Depuis la publication du rapport annuel 2025 de l'organisation américaine Freedom House, plusieurs publications sur les réseaux sociaux affirment que la Tunisie aurait été classée « première au monde arabe en matière de libertés civiles et politiques ». Ce message a été largement relayé pour illustrer, selon ses auteurs, un redressement démocratique du pays. Pourtant, à la lecture du rapport, ces affirmations s'avèrent trompeuses, la Tunisie y figure parmi les pays ayant connu le plus fort recul des libertés au niveau mondial.
L'analyse détaillée du rapport dément formellement l'interprétation avancée en ligne. Avec un score de 44 sur 100, la Tunisie est classée comme « Partiellement libre » (Partly Free), un statut qui marque un net recul par rapport aux années précédentes, où le pays avait été salué comme un exemple démocratique post-révolutionnaire. Source : Freedom House Freedom House souligne que la Tunisie a rejoint le Nicaragua dans la liste des Etats ayant connu la plus forte détérioration des libertés en 2025.
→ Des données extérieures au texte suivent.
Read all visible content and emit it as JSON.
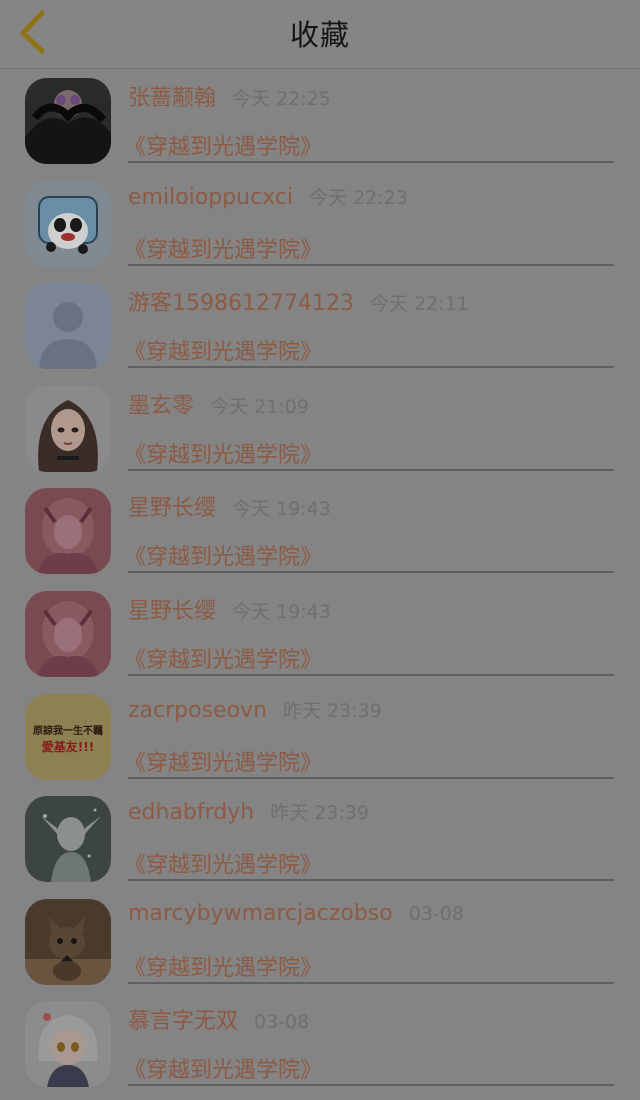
{
  "header": {
    "title": "收藏"
  },
  "list": [
    {
      "name": "张蔷颟翰",
      "time": "今天 22:25",
      "book": "《穿越到光遇学院》",
      "avatar": "dark-figure-avatar"
    },
    {
      "name": "emiloioppucxci",
      "time": "今天 22:23",
      "book": "《穿越到光遇学院》",
      "avatar": "panda-avatar"
    },
    {
      "name": "游客1598612774123",
      "time": "今天 22:11",
      "book": "《穿越到光遇学院》",
      "avatar": "default-user-avatar"
    },
    {
      "name": "墨玄零",
      "time": "今天 21:09",
      "book": "《穿越到光遇学院》",
      "avatar": "anime-girl-avatar"
    },
    {
      "name": "星野长缨",
      "time": "今天 19:43",
      "book": "《穿越到光遇学院》",
      "avatar": "pink-anime-avatar"
    },
    {
      "name": "星野长缨",
      "time": "今天 19:43",
      "book": "《穿越到光遇学院》",
      "avatar": "pink-anime-avatar"
    },
    {
      "name": "zacrposeovn",
      "time": "昨天 23:39",
      "book": "《穿越到光遇学院》",
      "avatar": "text-avatar",
      "avatar_text_1": "原諒我一生不羈",
      "avatar_text_2": "愛基友!!!"
    },
    {
      "name": "edhabfrdyh",
      "time": "昨天 23:39",
      "book": "《穿越到光遇学院》",
      "avatar": "elf-avatar"
    },
    {
      "name": "marcybywmarcjaczobso",
      "time": "03-08",
      "book": "《穿越到光遇学院》",
      "avatar": "cat-avatar"
    },
    {
      "name": "慕言字无双",
      "time": "03-08",
      "book": "《穿越到光遇学院》",
      "avatar": "chibi-avatar"
    }
  ],
  "colors": {
    "overlay_background": "#848484",
    "accent_text": "#8d5a44",
    "back_chevron": "#8f7417"
  }
}
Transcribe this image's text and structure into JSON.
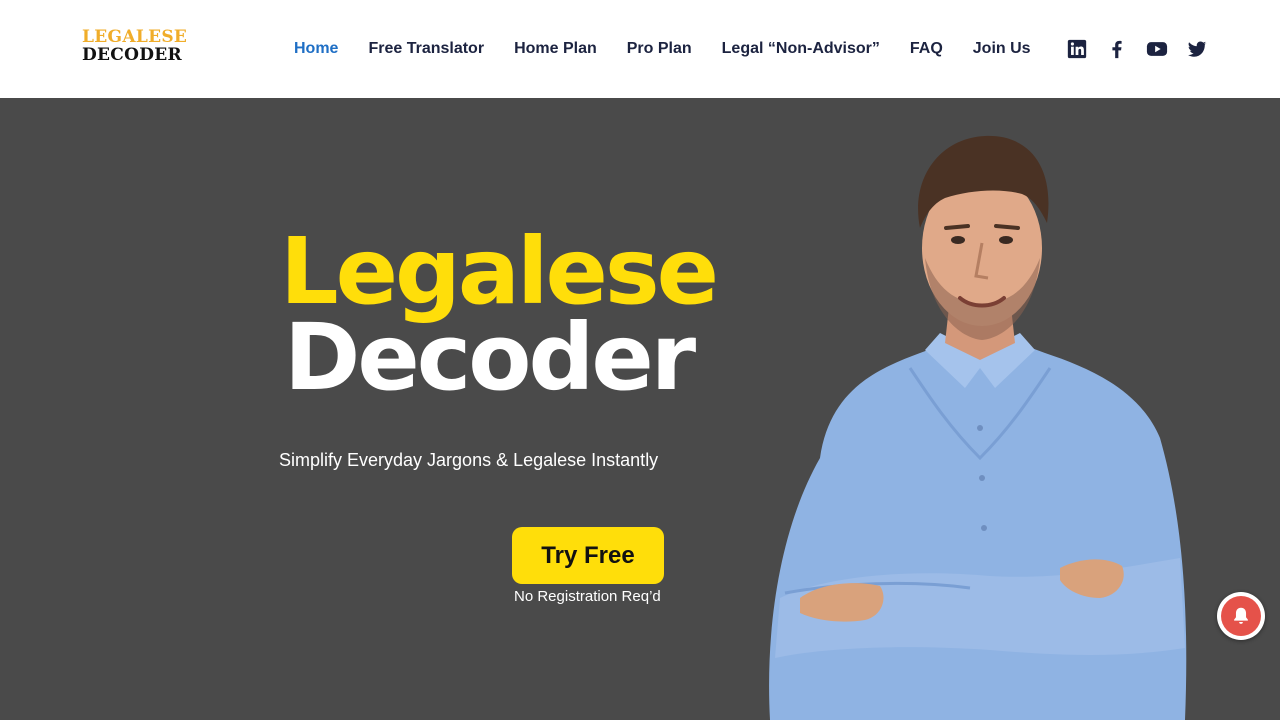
{
  "logo": {
    "line1": "LEGALESE",
    "line2": "DECODER"
  },
  "nav": {
    "items": [
      {
        "label": "Home",
        "active": true
      },
      {
        "label": "Free Translator",
        "active": false
      },
      {
        "label": "Home Plan",
        "active": false
      },
      {
        "label": "Pro Plan",
        "active": false
      },
      {
        "label": "Legal “Non-Advisor”",
        "active": false
      },
      {
        "label": "FAQ",
        "active": false
      },
      {
        "label": "Join Us",
        "active": false
      }
    ]
  },
  "social": [
    "linkedin-icon",
    "facebook-icon",
    "youtube-icon",
    "twitter-icon"
  ],
  "hero": {
    "title_line1": "Legalese",
    "title_line2": "Decoder",
    "tagline": "Simplify Everyday Jargons & Legalese Instantly",
    "cta_label": "Try Free",
    "cta_note": "No Registration Req’d"
  },
  "colors": {
    "accent_yellow": "#ffde0a",
    "nav_active": "#1f6fc5",
    "nav_text": "#1c2340",
    "hero_bg": "#4a4a4a",
    "logo_orange": "#f0ad2a",
    "notification_red": "#e5524a"
  }
}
Le rapport revient en détail sur plusieurs événements qui ont contribué à cette chute. Depuis 2021, le président Kaïs Saïed a pris des décisions, en suspendant le parlement, en dissolvant les institutions indépendantes comme le Conseil supérieur de la magistrature, et en modifiant la Constitution par référendum. Le processus électoral est désormais largement contrôlé par l'exécutif, cite le rapport. D'après le rapport, l'élection présidentielle de 2024 en est une illustration frappante, la majorité des candidats de l'opposition ont été écartés, emprisonnés ou interdits de concourir. Seuls trois candidats, dont le président sortant, ont été autorisés à se présenter. Kaïs Saïed a été réélu avec plus de 90% des voix, mais dans un contexte de faible participation électorale (moins de 30%) et d'absence d'observateurs indépendants.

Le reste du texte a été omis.